Monday, October 29, 2007

Scary Movies

I’m not scared of scary movies anymore. This is a new phenomenon for me. I’m the person who changes the channel or covers my ears and hums when commercials previewing new scary movies come on television. I have never been able to watch scary movies without sleeping with the light on for days afterwards. BUT, lately I’ve been intrigued by all things paranormal. So, I started watching movies dealing with ghost, the undead, angels, the devil…..Then I progressed to demons, zombies, monsters and psycho killers. This past weekend (the weekend before Halloween) I overdosed on all the horror flicks that I adamantly refused to watch growing up, The Omen, Carrie, The Exorcist, and of course Halloween and its various chapters and subchapters.
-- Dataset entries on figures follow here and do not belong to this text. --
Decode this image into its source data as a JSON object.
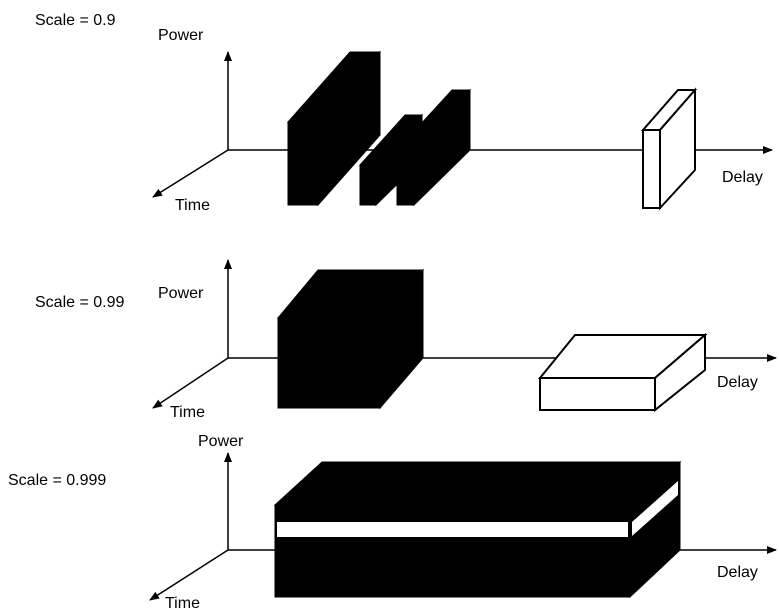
{
  "panels": [
    {
      "scale": "Scale = 0.9",
      "y_axis": "Power",
      "z_axis": "Time",
      "x_axis": "Delay"
    },
    {
      "scale": "Scale = 0.99",
      "y_axis": "Power",
      "z_axis": "Time",
      "x_axis": "Delay"
    },
    {
      "scale": "Scale = 0.999",
      "y_axis": "Power",
      "z_axis": "Time",
      "x_axis": "Delay"
    }
  ]
}
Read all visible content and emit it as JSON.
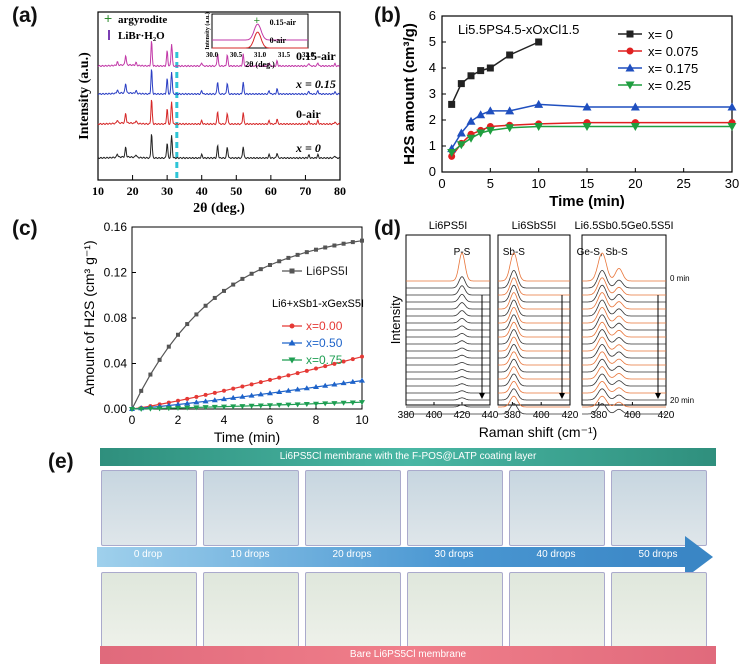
{
  "panel_labels": {
    "a": "(a)",
    "b": "(b)",
    "c": "(c)",
    "d": "(d)",
    "e": "(e)"
  },
  "chart_data": [
    {
      "id": "a",
      "type": "line",
      "xlabel": "2θ (deg.)",
      "ylabel": "Intensity (a.u.)",
      "xlim": [
        10,
        80
      ],
      "xticks": [
        10,
        20,
        30,
        40,
        50,
        60,
        70,
        80
      ],
      "legend": [
        {
          "name": "argyrodite",
          "color": "#2e8b2e",
          "marker": "+"
        },
        {
          "name": "LiBr·H₂O",
          "color": "#7a3fb3",
          "marker": "|"
        }
      ],
      "series": [
        {
          "name": "x = 0",
          "color": "#222222",
          "label": "x = 0",
          "offset": 0
        },
        {
          "name": "0-air",
          "color": "#d62828",
          "label": "0-air",
          "offset": 1
        },
        {
          "name": "x = 0.15",
          "color": "#2b3fc4",
          "label": "x = 0.15",
          "offset": 2
        },
        {
          "name": "0.15-air",
          "color": "#c23aa8",
          "label": "0.15-air",
          "offset": 3
        }
      ],
      "peaks": [
        {
          "x": 15.6,
          "h": 0.12
        },
        {
          "x": 18.0,
          "h": 0.35
        },
        {
          "x": 21.0,
          "h": 0.1
        },
        {
          "x": 25.5,
          "h": 0.9
        },
        {
          "x": 30.0,
          "h": 0.55
        },
        {
          "x": 31.3,
          "h": 0.8
        },
        {
          "x": 40.0,
          "h": 0.12
        },
        {
          "x": 44.6,
          "h": 0.45
        },
        {
          "x": 47.4,
          "h": 0.4
        },
        {
          "x": 52.0,
          "h": 0.42
        },
        {
          "x": 59.5,
          "h": 0.12
        },
        {
          "x": 61.8,
          "h": 0.18
        },
        {
          "x": 71.0,
          "h": 0.1
        },
        {
          "x": 73.6,
          "h": 0.12
        },
        {
          "x": 78.5,
          "h": 0.08
        }
      ],
      "inset": {
        "xlim": [
          30.0,
          32.0
        ],
        "xticks": [
          "30.0",
          "30.5",
          "31.0",
          "31.5",
          "32.0"
        ],
        "xlabel": "2θ (deg.)",
        "ylabel": "Intensity (a.u.)",
        "series_labels": [
          "0.15-air",
          "0-air"
        ]
      }
    },
    {
      "id": "b",
      "type": "line",
      "title": "Li5.5PS4.5-xOxCl1.5",
      "xlabel": "Time (min)",
      "ylabel": "H2S amount (cm³/g)",
      "xlim": [
        0,
        30
      ],
      "ylim": [
        0,
        6
      ],
      "xticks": [
        0,
        5,
        10,
        15,
        20,
        25,
        30
      ],
      "yticks": [
        0,
        1,
        2,
        3,
        4,
        5,
        6
      ],
      "series": [
        {
          "name": "x= 0",
          "color": "#222222",
          "marker": "square",
          "x": [
            1,
            2,
            3,
            4,
            5,
            7,
            10
          ],
          "y": [
            2.6,
            3.4,
            3.7,
            3.9,
            4.0,
            4.5,
            5.0
          ]
        },
        {
          "name": "x= 0.075",
          "color": "#e02020",
          "marker": "circle",
          "x": [
            1,
            2,
            3,
            4,
            5,
            7,
            10,
            15,
            20,
            30
          ],
          "y": [
            0.6,
            1.1,
            1.45,
            1.6,
            1.75,
            1.8,
            1.85,
            1.9,
            1.9,
            1.9
          ]
        },
        {
          "name": "x= 0.175",
          "color": "#1f4fbf",
          "marker": "triangle-up",
          "x": [
            1,
            2,
            3,
            4,
            5,
            7,
            10,
            15,
            20,
            30
          ],
          "y": [
            0.9,
            1.5,
            1.95,
            2.2,
            2.35,
            2.35,
            2.6,
            2.5,
            2.5,
            2.5
          ]
        },
        {
          "name": "x= 0.25",
          "color": "#1f9e3f",
          "marker": "triangle-down",
          "x": [
            1,
            2,
            3,
            4,
            5,
            7,
            10,
            15,
            20,
            30
          ],
          "y": [
            0.75,
            1.05,
            1.3,
            1.5,
            1.6,
            1.7,
            1.75,
            1.75,
            1.75,
            1.75
          ]
        }
      ]
    },
    {
      "id": "c",
      "type": "line",
      "xlabel": "Time (min)",
      "ylabel": "Amount of H2S (cm³ g⁻¹)",
      "xlim": [
        0,
        10
      ],
      "ylim": [
        0,
        0.16
      ],
      "xticks": [
        0,
        2,
        4,
        6,
        8,
        10
      ],
      "yticks": [
        "0.00",
        "0.04",
        "0.08",
        "0.12",
        "0.16"
      ],
      "legend_title": "Li6+xSb1-xGexS5I",
      "series": [
        {
          "name": "Li6PS5I",
          "color": "#555555",
          "marker": "square",
          "kind": "sat",
          "end": 0.148
        },
        {
          "name": "x=0.00",
          "color": "#e53935",
          "marker": "circle",
          "kind": "lin",
          "end": 0.046
        },
        {
          "name": "x=0.50",
          "color": "#1e63c9",
          "marker": "triangle-up",
          "kind": "lin",
          "end": 0.025
        },
        {
          "name": "x=0.75",
          "color": "#1e9e52",
          "marker": "triangle-down",
          "kind": "lin",
          "end": 0.006
        }
      ]
    },
    {
      "id": "d",
      "type": "line",
      "xlabel": "Raman shift (cm⁻¹)",
      "ylabel": "Intensity",
      "time_labels": [
        "0 min",
        "20 min"
      ],
      "subpanels": [
        {
          "title": "Li6PS5I",
          "peak_label": "P-S",
          "xticks": [
            380,
            400,
            420,
            440
          ],
          "xlim": [
            380,
            440
          ],
          "peak": 420
        },
        {
          "title": "Li6SbS5I",
          "peak_label": "Sb-S",
          "xticks": [
            380,
            400,
            420
          ],
          "xlim": [
            370,
            420
          ],
          "peak": 381
        },
        {
          "title": "Li6.5Sb0.5Ge0.5S5I",
          "peak_label": "Ge-S, Sb-S",
          "xticks": [
            380,
            400,
            420
          ],
          "xlim": [
            370,
            420
          ],
          "peak": 382
        }
      ]
    }
  ],
  "panel_e": {
    "top_banner": "Li6PS5Cl membrane with the F-POS@LATP coating layer",
    "bottom_banner": "Bare Li6PS5Cl membrane",
    "drops": [
      "0 drop",
      "10 drops",
      "20 drops",
      "30 drops",
      "40 drops",
      "50 drops"
    ]
  }
}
I watched transfixed for hours and felt no fear. When one movie finished I moved to the next one without giving it a second thought. I guess this is a good thing?

Dare I ask? “Why am I not afraid anymore?” The answer is quite obvious. I’ve seen what real fear is. As I said, the answer is obvious, if you’ve read any of my blogs you understand exactly what I mean.

And yet, the fact that I wasn’t afraid anymore made me sad. It meant something. That I was changed. I knew I was, but this proved it in a stupid, but affecting way. I called my best friend to tell her; after all she knew how I felt about scary movies since I refused to watch them with her. (She’s a horror flick fan) I was hoping she’s hear the ache in my throat as the words gurgled from my mouth, but she missed it. Lately there have been divisions of sub-divisions between us, “little boxes, little boxes.” Our worlds don’t collide anymore, they barely mingle. I guess that’s expected, but I do miss the way her mind used to read mine.

There was no one to tell, no one who’d get it. I screamed my frustration louder then those movies I’d been watching. I may not be scared of scary movies anymore, but I sure as hell scared my neighbors. Afterwards, I was hoarse, but calm. After you break, you rebuild. Sometimes stronger, but still cracked in the hidden places, the places only you know.

That night, I slept with the light OFF, unafraid.